Other neat features include a titanium D ring closure, a highly adjustable visor, along with emergency release cheek pads that can be safely and swiftly removed during the post-crash treatment. The Aircraft carbon is also compatible with nearly all neck braces.
How to choose the best MIPS mountain bike helmet
1. What is MIPS?
MIPS (Multi-directional Impact Protection System) is a specially designed helmet liner that is engineered to reduce harmful forces transmitted to the brain during a crash, which in turn reduces the chances of brain injuries such as concussion.
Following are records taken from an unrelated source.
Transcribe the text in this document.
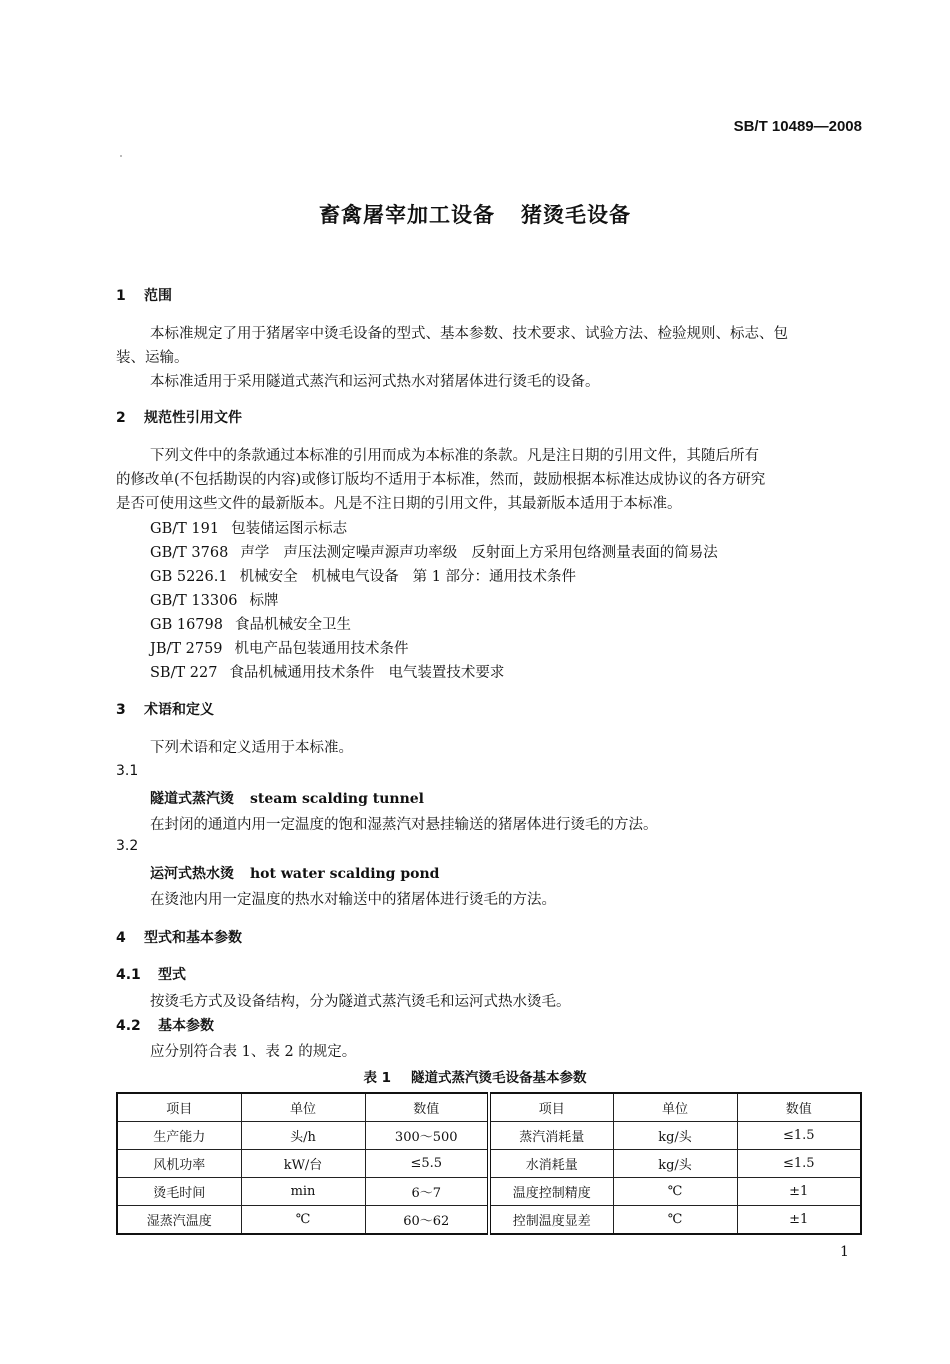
SB/T 10489—2008
畜禽屠宰加工设备 猪烫毛设备
1 范围
本标准规定了用于猪屠宰中烫毛设备的型式、基本参数、技术要求、试验方法、检验规则、标志、包
装、运输。
本标准适用于采用隧道式蒸汽和运河式热水对猪屠体进行烫毛的设备。
2 规范性引用文件
下列文件中的条款通过本标准的引用而成为本标准的条款。凡是注日期的引用文件，其随后所有
的修改单(不包括勘误的内容)或修订版均不适用于本标准，然而，鼓励根据本标准达成协议的各方研究
是否可使用这些文件的最新版本。凡是不注日期的引用文件，其最新版本适用于本标准。
GB/T 191 包装储运图示标志
GB/T 3768 声学 声压法测定噪声源声功率级 反射面上方采用包络测量表面的简易法
GB 5226.1 机械安全 机械电气设备 第 1 部分：通用技术条件
GB/T 13306 标牌
GB 16798 食品机械安全卫生
JB/T 2759 机电产品包装通用技术条件
SB/T 227 食品机械通用技术条件 电气装置技术要求
3 术语和定义
下列术语和定义适用于本标准。
3.1
隧道式蒸汽烫 steam scalding tunnel
在封闭的通道内用一定温度的饱和湿蒸汽对悬挂输送的猪屠体进行烫毛的方法。
3.2
运河式热水烫 hot water scalding pond
在烫池内用一定温度的热水对输送中的猪屠体进行烫毛的方法。
4 型式和基本参数
4.1 型式
按烫毛方式及设备结构，分为隧道式蒸汽烫毛和运河式热水烫毛。
4.2 基本参数
应分别符合表 1、表 2 的规定。
表 1 隧道式蒸汽烫毛设备基本参数
项目	单位	数值	项目	单位	数值
生产能力	头/h	300～500	蒸汽消耗量	kg/头	≤1.5
风机功率	kW/台	≤5.5	水消耗量	kg/头	≤1.5
烫毛时间	min	6～7	温度控制精度	℃	±1
湿蒸汽温度	℃	60～62	控制温度显差	℃	±1
1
It works by the helmet having an inner layer that allows the head to independently move 10-15mm from the helmet. Think of a ball and socket, where the ball can move independently inside the socket shell.
In the event of a crash, this design adds protection against rotational motion impacts and can divert energy that would usually be transferred to the brain, and data shows big improvements over a non-MIPS equipped alternative.
MIPS helmets are usually a little more expensive than a non-MIPS lid, but given the benefits, we almost see it as essential when purchasing a helmet these days.
The best mountain biking helmets use an EPS liner which is often made up of multiple foam densities in order to tune different sections of the helmet for the most common impacts. Due to how well EPS foam absorbs impacts, it’s the best material for protecting your precious head should the worst happen.
Above the EPS foam is the helmet's outer shell which is the first point of contact in a collision. This means it plays an integral part in both preventing damage to the EPS foam and dealing with the initial impact. The shell can also be made up of separate sections which again means different areas of the helmet can be tailored to better suit different types of impacts.
What makes a helmet a MIPS helmet is the integration of its rotational impact protection design into the construction. It can usually be found beneath the helmet pads and is often recognizable by its bright yellow design.
Arguably, fit is the most important element to get right when choosing a new lid, and having a helmet that fits correctly is essential in ensuring it will effectively protect your head in the event of a crash. Even a helmet packing all of the latest and safest helmet technology, if poorly fitting, will hugely reduce its chances of providing the required levels of protection. MIPS helmets can fit slightly differently so if you’re unsure about what brand or size will best fit your head shape, we always recommend heading to your local bike shop to try before you buy.
4. Shell Coverage
Helmets are available in a huge range of cuts and shapes, all of which tend to suit one style of mountain biking better than another. XC helmets tend to be slimmer and more aerodynamic, whereas trail and enduro helmets drop down further at the rear and sides to provide more coverage.
How well vented a helmet is often decided by its intended use. XC and endurance lids that are designed to be worn for long durations, during high-intensity efforts, tend to have more airy venting. The best enduro and DH helmets usually prioritize shell coverage over venting.
6. Helmet Replacement
Helmets are good for one crash and one crash only. Even if you cannot see any damage, if your helmet has experienced some form of impact it’s time to purchase a replacement – it’s simply not worth the risk. Some brands even offer a crash replacement program that allows you to get a new helmet at a reduced rate, something that’s worth looking into if you’re accident-prone.
The traditional buckle design is pretty unbeatable, however, we’re beginning to see the introduction of magnetic closures which bring a new level of ease to fastening your lid. Full-face helmets may still use a simple D-ring closure, these are secure but make putting the helmet on and off and adjustment much more fiddly.